David Herbert Lawrence

"Aren't they!" she cried. "I guess they come from Switzerland, where

they say they have such lovely things. Fancy them against the snow! But

where have they come from? They can't have BLOWN here, can they?"

Then he remembered having set here a lot of little trash of bulbs to

mature.

"And you never told me," she said.

"No!
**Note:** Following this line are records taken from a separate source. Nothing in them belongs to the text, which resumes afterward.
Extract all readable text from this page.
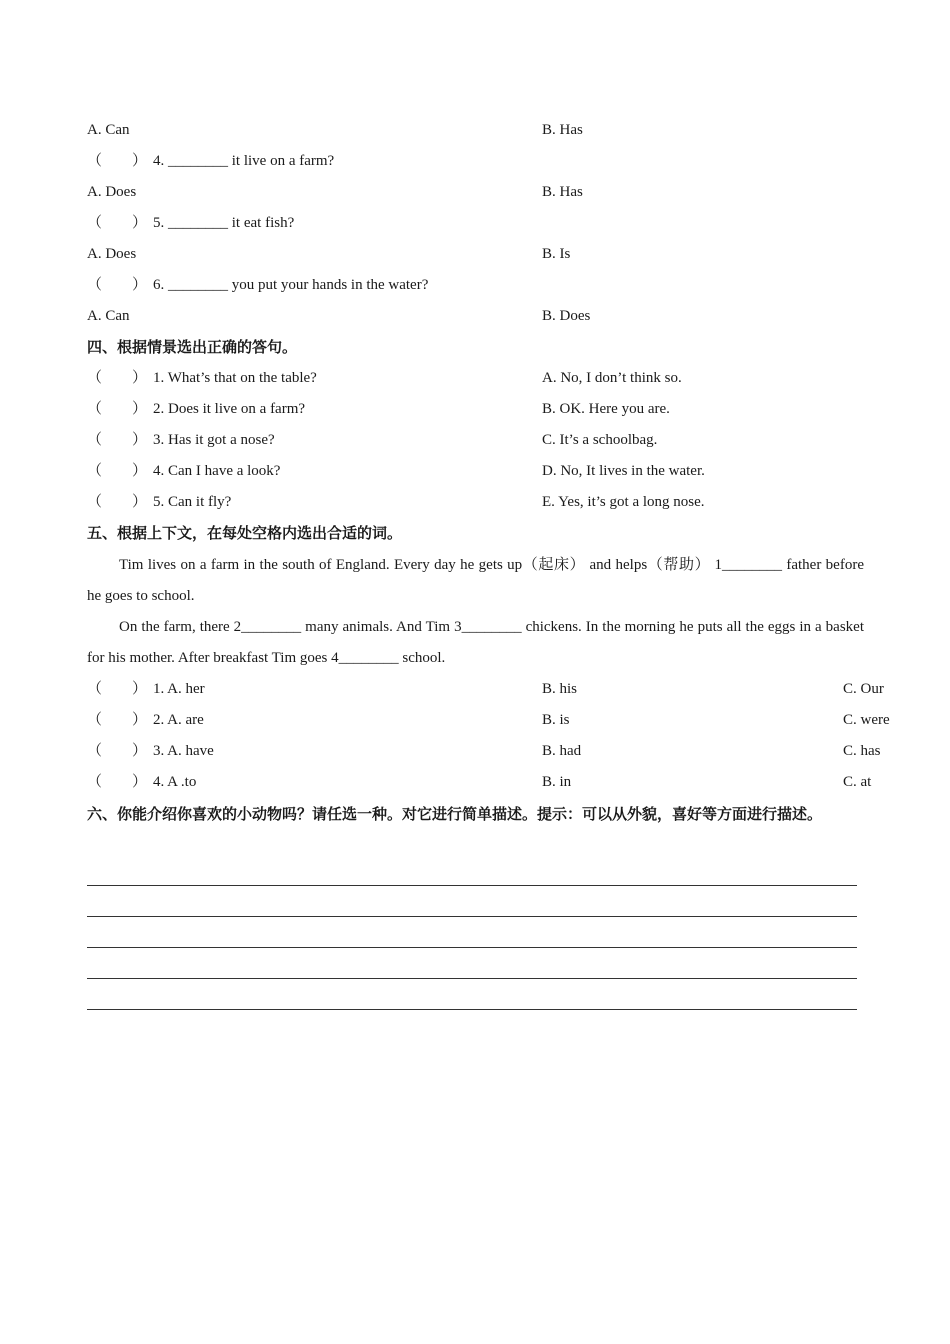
A. Can	B. Has
（　　） 4. ________ it live on a farm?
A. Does	B. Has
（　　） 5. ________ it eat fish?
A. Does	B. Is
（　　） 6. ________ you put your hands in the water?
A. Can	B. Does
四、根据情景选出正确的答句。
（　　） 1. What’s that on the table?	A. No, I don’t think so.
（　　） 2. Does it live on a farm?	B. OK. Here you are.
（　　） 3. Has it got a nose?	C. It’s a schoolbag.
（　　） 4. Can I have a look?	D. No, It lives in the water.
（　　） 5. Can it fly?	E. Yes, it’s got a long nose.
五、根据上下文，在每处空格内选出合适的词。
Tim lives on a farm in the south of England. Every day he gets up（起床） and helps（帮助） 1________ father before he goes to school.
On the farm, there 2________ many animals. And Tim 3________ chickens. In the morning he puts all the eggs in a basket for his mother. After breakfast Tim goes 4________ school.
（　　） 1. A. her	B. his	C. Our
（　　） 2. A. are	B. is	C. were
（　　） 3. A. have	B. had	C. has
（　　） 4. A .to	B. in	C. at
六、你能介绍你喜欢的小动物吗？请任选一种。对它进行简单描述。提示：可以从外貌，喜好等方面进行描述。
I thought I'd leave it till they might flower."

"And now, you see! I might have missed them. And I've never had a glory

of the snow in my garden in my life."

She was full of excitement and elation. The garden was an endless joy to

her. Paul was thankful for her sake at last to be in a house with a long

garden that went down to a field. Every morning after breakfast she went

out and was happy pottering about in it. And it was true, she knew every

weed and blade.

Everybody turned up for the walk. Food was packed, and they set off,

a merry, delighted party. They hung over the wall of the mill-race,

dropped paper in the water on one side of the tunnel and watched it

shoot out on the other. They stood on the foot-bridge over Boathouse

Station and looked at the metals gleaming coldly.

"You should see the Flying Scotsman come through at half-past six!" said

Leonard, whose father was a signalman. "Lad, but she doesn't half buzz!"

and the little party looked up the lines one way, to London, and the

other way, to Scotland, and they felt the touch of these two magical

places.

In Ilkeston the colliers were waiting in gangs for the public-houses to

open. It was a town of idleness and lounging. At Stanton Gate the iron

foundry blazed. Over everything there were great discussions. At Trowell

they crossed again from Derbyshire into Nottinghamshire. They came to

the Hemlock Stone at dinner-time. Its field was crowded with folk from

Nottingham and Ilkeston.

They had expected a venerable and dignified monument. They found

a little, gnarled, twisted stump of rock, something like a decayed

mushroom, standing out pathetically on the side of a field. Leonard and

Dick immediately proceeded to carve their initials, "L. W." and "R. P.",

in the old red sandstone; but Paul desisted, because he had read in the

newspaper satirical remarks about initial-carvers, who could find no

other road to immortality. Then all the lads climbed to the top of the

rock to look round.

Everywhere in the field below, factory girls and lads were eating

lunch or sporting about. Beyond was the garden of an old manor. It had

yew-hedges and thick clumps and borders of yellow crocuses round the

lawn.

"See," said Paul to Miriam, "what a quiet garden!"